Limitations and future directions
The current pilot study was limited by a small sample of participants, a lack of control or comparison group, and reliance on self-report measures rather than direct assessments of practice change. In addition, the sample may not be representative of the larger population of PCPs, as participants demonstrated enough interest in ASD to voluntarily participate in the training program. Most had at least some previous training in ASD. Further evaluation of the ECHO Autism Transition program is needed to directly evaluate its efficacy and effectiveness in improving care for youth/young adults with ASD. Larger and more representative samples, direct assessments, and examination of patient outcomes (including perspectives of patients and families), would be particularly informative.
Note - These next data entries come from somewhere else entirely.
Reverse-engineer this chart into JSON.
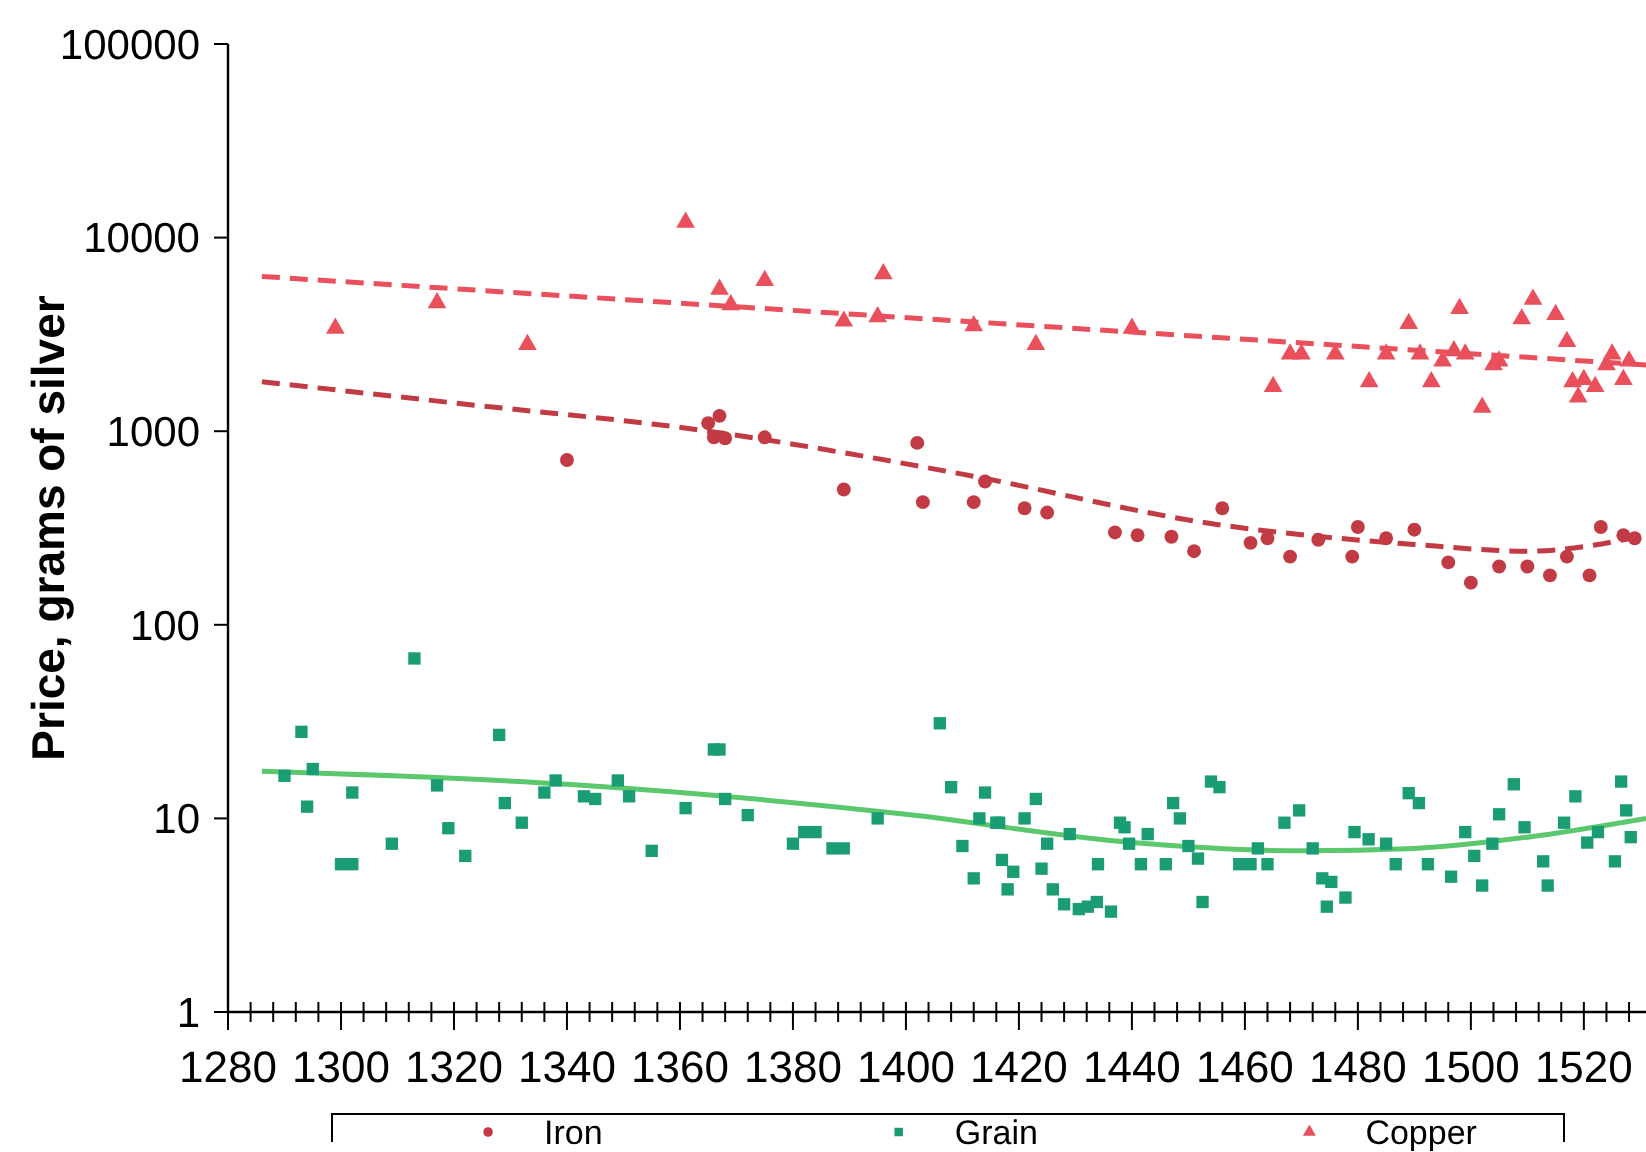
{
  "chart_data": {
    "type": "scatter",
    "ylabel": "Price, grams of silver",
    "log": "y",
    "grid": false,
    "legend": "bottom",
    "xlim": [
      1280,
      1531
    ],
    "ylim": [
      1,
      100000
    ],
    "yticks": [
      1,
      10,
      100,
      1000,
      10000,
      100000
    ],
    "xticks": [
      1280,
      {
        "value": 1284,
        "label": null
      },
      {
        "value": 1288,
        "label": null
      },
      {
        "value": 1292,
        "label": null
      },
      {
        "value": 1296,
        "label": null
      },
      1300,
      {
        "value": 1304,
        "label": null
      },
      {
        "value": 1308,
        "label": null
      },
      {
        "value": 1312,
        "label": null
      },
      {
        "value": 1316,
        "label": null
      },
      1320,
      {
        "value": 1324,
        "label": null
      },
      {
        "value": 1328,
        "label": null
      },
      {
        "value": 1332,
        "label": null
      },
      {
        "value": 1336,
        "label": null
      },
      1340,
      {
        "value": 1344,
        "label": null
      },
      {
        "value": 1348,
        "label": null
      },
      {
        "value": 1352,
        "label": null
      },
      {
        "value": 1356,
        "label": null
      },
      1360,
      {
        "value": 1364,
        "label": null
      },
      {
        "value": 1368,
        "label": null
      },
      {
        "value": 1372,
        "label": null
      },
      {
        "value": 1376,
        "label": null
      },
      1380,
      {
        "value": 1384,
        "label": null
      },
      {
        "value": 1388,
        "label": null
      },
      {
        "value": 1392,
        "label": null
      },
      {
        "value": 1396,
        "label": null
      },
      1400,
      {
        "value": 1404,
        "label": null
      },
      {
        "value": 1408,
        "label": null
      },
      {
        "value": 1412,
        "label": null
      },
      {
        "value": 1416,
        "label": null
      },
      1420,
      {
        "value": 1424,
        "label": null
      },
      {
        "value": 1428,
        "label": null
      },
      {
        "value": 1432,
        "label": null
      },
      {
        "value": 1436,
        "label": null
      },
      1440,
      {
        "value": 1444,
        "label": null
      },
      {
        "value": 1448,
        "label": null
      },
      {
        "value": 1452,
        "label": null
      },
      {
        "value": 1456,
        "label": null
      },
      1460,
      {
        "value": 1464,
        "label": null
      },
      {
        "value": 1468,
        "label": null
      },
      {
        "value": 1472,
        "label": null
      },
      {
        "value": 1476,
        "label": null
      },
      1480,
      {
        "value": 1484,
        "label": null
      },
      {
        "value": 1488,
        "label": null
      },
      {
        "value": 1492,
        "label": null
      },
      {
        "value": 1496,
        "label": null
      },
      1500,
      {
        "value": 1504,
        "label": null
      },
      {
        "value": 1508,
        "label": null
      },
      {
        "value": 1512,
        "label": null
      },
      {
        "value": 1516,
        "label": null
      },
      1520,
      {
        "value": 1524,
        "label": null
      },
      {
        "value": 1528,
        "label": null
      }
    ],
    "series": [
      {
        "name": "Iron",
        "marker": "circle",
        "color": "#c23a44",
        "x": [
          1340,
          1365,
          1367,
          1366,
          1368,
          1375,
          1389,
          1402,
          1403,
          1412,
          1414,
          1421,
          1425,
          1437,
          1441,
          1447,
          1451,
          1456,
          1461,
          1464,
          1468,
          1473,
          1479,
          1480,
          1485,
          1490,
          1496,
          1500,
          1505,
          1510,
          1514,
          1517,
          1521,
          1523,
          1527,
          1529
        ],
        "values": [
          710,
          1100,
          1200,
          930,
          920,
          930,
          500,
          870,
          430,
          430,
          550,
          400,
          380,
          300,
          290,
          285,
          240,
          400,
          265,
          280,
          225,
          275,
          225,
          320,
          280,
          310,
          210,
          165,
          200,
          200,
          180,
          225,
          180,
          320,
          290,
          280
        ]
      },
      {
        "name": "Grain",
        "marker": "square",
        "color": "#1a9c74",
        "x": [
          1290,
          1293,
          1295,
          1294,
          1300,
          1302,
          1302,
          1309,
          1313,
          1317,
          1319,
          1322,
          1328,
          1329,
          1332,
          1336,
          1338,
          1343,
          1345,
          1349,
          1351,
          1355,
          1361,
          1366,
          1367,
          1368,
          1372,
          1380,
          1382,
          1384,
          1387,
          1389,
          1395,
          1406,
          1408,
          1410,
          1412,
          1413,
          1414,
          1416,
          1416.5,
          1417,
          1418,
          1419,
          1421,
          1423,
          1424,
          1425,
          1426,
          1428,
          1429,
          1430.6,
          1432.2,
          1433.8,
          1434,
          1436.3,
          1437.9,
          1438.7,
          1439.5,
          1441.6,
          1442.8,
          1446,
          1447.3,
          1448.5,
          1450,
          1451.7,
          1452.5,
          1454,
          1455.5,
          1459,
          1461,
          1462.3,
          1464,
          1467,
          1469.6,
          1472,
          1473.7,
          1474.5,
          1475.3,
          1477.8,
          1479.4,
          1481.9,
          1485,
          1486.7,
          1489,
          1490.8,
          1492.4,
          1496.5,
          1499,
          1500.6,
          1502,
          1503.8,
          1505,
          1507.6,
          1509.5,
          1512.8,
          1513.6,
          1516.5,
          1518.5,
          1520.6,
          1522.5,
          1525.5,
          1526.6,
          1527.5,
          1528.3
        ],
        "values": [
          16.6,
          28,
          18,
          11.5,
          5.8,
          5.8,
          13.6,
          7.4,
          67,
          14.8,
          8.9,
          6.4,
          27,
          12,
          9.5,
          13.6,
          15.7,
          13,
          12.6,
          15.7,
          13,
          6.8,
          11.3,
          22.7,
          22.7,
          12.6,
          10.4,
          7.4,
          8.5,
          8.5,
          7,
          7,
          10,
          31,
          14.5,
          7.2,
          4.9,
          10,
          13.6,
          9.5,
          9.5,
          6.1,
          4.3,
          5.3,
          10,
          12.6,
          5.5,
          7.4,
          4.3,
          3.6,
          8.3,
          3.4,
          3.5,
          3.7,
          5.8,
          3.3,
          9.5,
          9,
          7.4,
          5.8,
          8.3,
          5.8,
          12,
          10,
          7.2,
          6.2,
          3.7,
          15.5,
          14.5,
          5.8,
          5.8,
          7,
          5.8,
          9.5,
          11,
          7,
          4.9,
          3.5,
          4.7,
          3.9,
          8.5,
          7.8,
          7.4,
          5.8,
          13.5,
          12,
          5.8,
          5,
          8.5,
          6.4,
          4.5,
          7.4,
          10.5,
          15,
          9,
          6,
          4.5,
          9.5,
          13,
          7.5,
          8.5,
          6,
          15.5,
          11,
          8
        ]
      },
      {
        "name": "Copper",
        "marker": "triangle",
        "color": "#ea4f5c",
        "x": [
          1299,
          1317,
          1333,
          1361,
          1367,
          1369,
          1375,
          1389,
          1395,
          1396,
          1412,
          1423,
          1440,
          1465,
          1468,
          1470,
          1476,
          1482,
          1485,
          1489,
          1491,
          1493,
          1495,
          1497,
          1498,
          1499,
          1502,
          1504,
          1505,
          1509,
          1511,
          1515,
          1517,
          1518,
          1519,
          1520,
          1522,
          1524,
          1525,
          1527,
          1528
        ],
        "values": [
          3400,
          4600,
          2800,
          12000,
          5400,
          4500,
          6000,
          3700,
          3900,
          6500,
          3500,
          2800,
          3400,
          1700,
          2500,
          2500,
          2500,
          1800,
          2500,
          3600,
          2500,
          1800,
          2300,
          2600,
          4300,
          2500,
          1330,
          2200,
          2300,
          3800,
          4800,
          4000,
          2900,
          1800,
          1500,
          1850,
          1700,
          2200,
          2500,
          1850,
          2300
        ]
      },
      {
        "type": "line",
        "marker": "none",
        "line_style": "dashed",
        "color": "#c23a44",
        "x": [
          1286,
          1320,
          1365,
          1410,
          1455,
          1490,
          1510,
          1531
        ],
        "values": [
          1800,
          1400,
          1000,
          600,
          330,
          260,
          240,
          290
        ]
      },
      {
        "type": "line",
        "marker": "none",
        "line_style": "dashed",
        "color": "#ea4f5c",
        "x": [
          1286,
          1531
        ],
        "values": [
          6300,
          2200
        ]
      },
      {
        "type": "line",
        "marker": "none",
        "line_style": "solid",
        "color": "#5cc86e",
        "x": [
          1286,
          1340,
          1400,
          1440,
          1470,
          1490,
          1510,
          1531
        ],
        "values": [
          17.5,
          15,
          10.5,
          7.5,
          6.8,
          7,
          8,
          10
        ]
      }
    ]
  }
}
Despite these limitations, these preliminary results indicate that the ECHO Autism Transition model is feasible and holds promise for improving PCP confidence and interest in working with youth and young adults with ASD. However, further refinements and evaluation of the model may be helpful for enhancing the scope and impact on practice.
Footnotes
Acknowledgements
The authors are extremely grateful to all the primary care providers who participated in this study.
Funding
The authors disclosed receipt of the following financial support for the research, authorship, and/or publication of this article: This project was supported by the Health Resources and Services Administration (HRSA) of the US Department of Health and Human Services (HHS) under cooperative agreement UA3 MC11054—Autism Intervention Research Network on Physical Health. This information or content and conclusions are those of the author and should not be construed as the official position or policy of, nor should any endorsements be inferred by HRSA, HHS, or the US Government. This work was conducted through the Autism Speaks Autism Treatment Network serving as the Autism Intervention Research Network on Physical Health.